Police officers are trained to recognize behaviors and activities with possible links to terrorism. Established in December 2008, the National SAR initiative was launched in 12 major agencies in locations such as: Los Angeles, Miami Dade, Boston, Chicago, Albany New York, Virginia, Las Vegas, Houston, Phoenix, Seattle, Washington DC, and Maryland. The National SAR Initiative established a unified and integrated approach for all agencies, with consistent and clear intra-agency policies.

iWATCH was developed to complement SAR as law enforcement cannot be everywhere and see everything.

iWATCH adds another tool to assist an agency’s predictive and analytical capability by educating community members about specific behaviors and activities that they should report. “An alert community can act as a deterrent to terrorism, and an educated and trained public can feel more in control of their lives if they partner with law enforcement in the fight against terrorism,” said Bratton.

iWATCH was developed under the direction of LAPD Commander Joan T. McNamara, who credits a broad range of volunteers, including Reserve Officers, for creating a program that can be used in any community anywhere in the United States. “iWATCH was made possible by countless volunteer hours by incredibly talented people,” said McNamara. “iWATCH and its training component were developed with the input from civil liberties and advocacy groups.”

The iWATCH program is designed to be easily adopted by law enforcement agencies nationwide. The marketing materials, which include the iWATCH brand, a community training video, Public Service Announcements (PSAs), brochures and posters, can be modified to reflect any particular city or community, and create an iconic image that can become the umbrella program for the nation.

“Any street cop will tell you that crime prevention occurs best at the local level and terrorist-related crime prevention is no different,” said Chief Bratton. “The problem has always been that individuals have varying thresholds at which they feel compelled to notify authorities when the activity is not overtly terrorist related. The iWATCH program is a giant leap toward overcoming this problem and literally provides millions of new eyes and ears in the terrorism prevention effort.”

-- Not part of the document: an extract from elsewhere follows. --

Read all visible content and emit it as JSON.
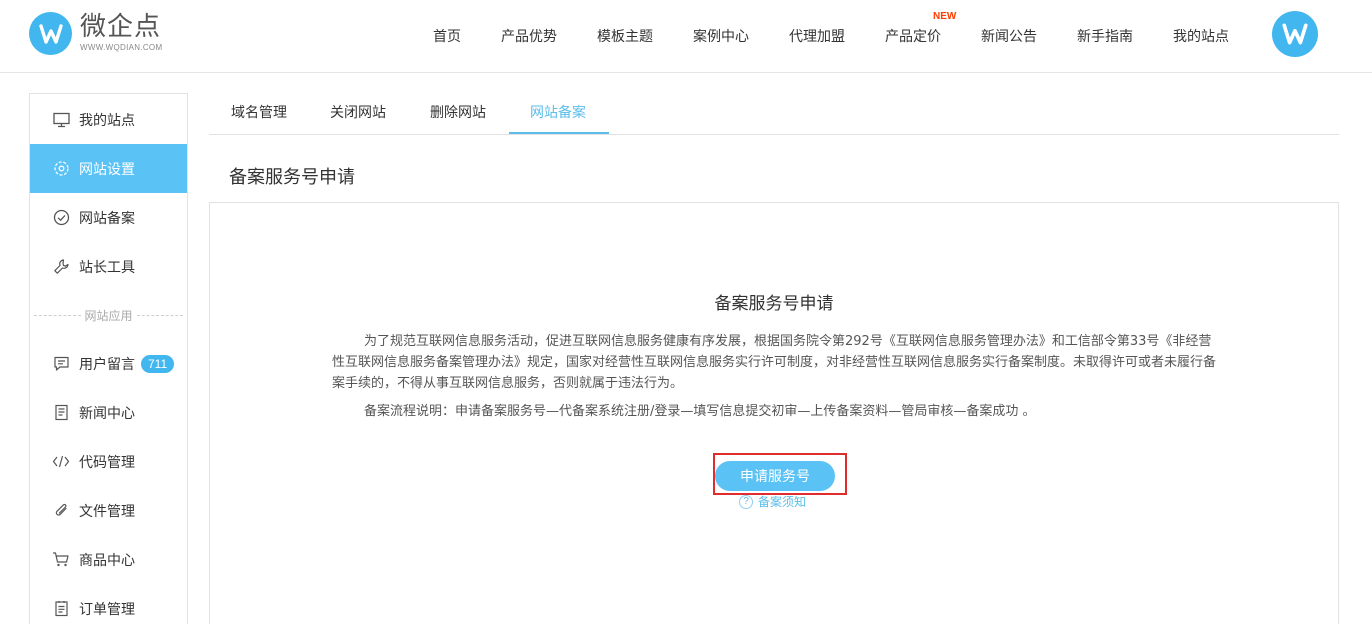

Each city or agency can create its own iWATCH website where the public can learn more about the program, educate the public on specific behaviors and activities, download videos and brochures, and set up a reporting process.

2 comments:

  1. Maybe we now need iWatch-Watch!!

    IWW

    ReplyDelete
  2. How about an iWATCH that has people looking after their neighbors' needs - like do they have enough food? do the kids need medicine? is ther an elderly widow living alone who might need a ride to the store when you go? That's neighborhood watching. That's taking care of each other. And that kind of community-building facilitates trust, not fear. I guess the state loses power once we lose all our fear.

    Yes! that is indeed the kind of neighborhood watch/community building that we need! Thank you for articulating that so wonderfully.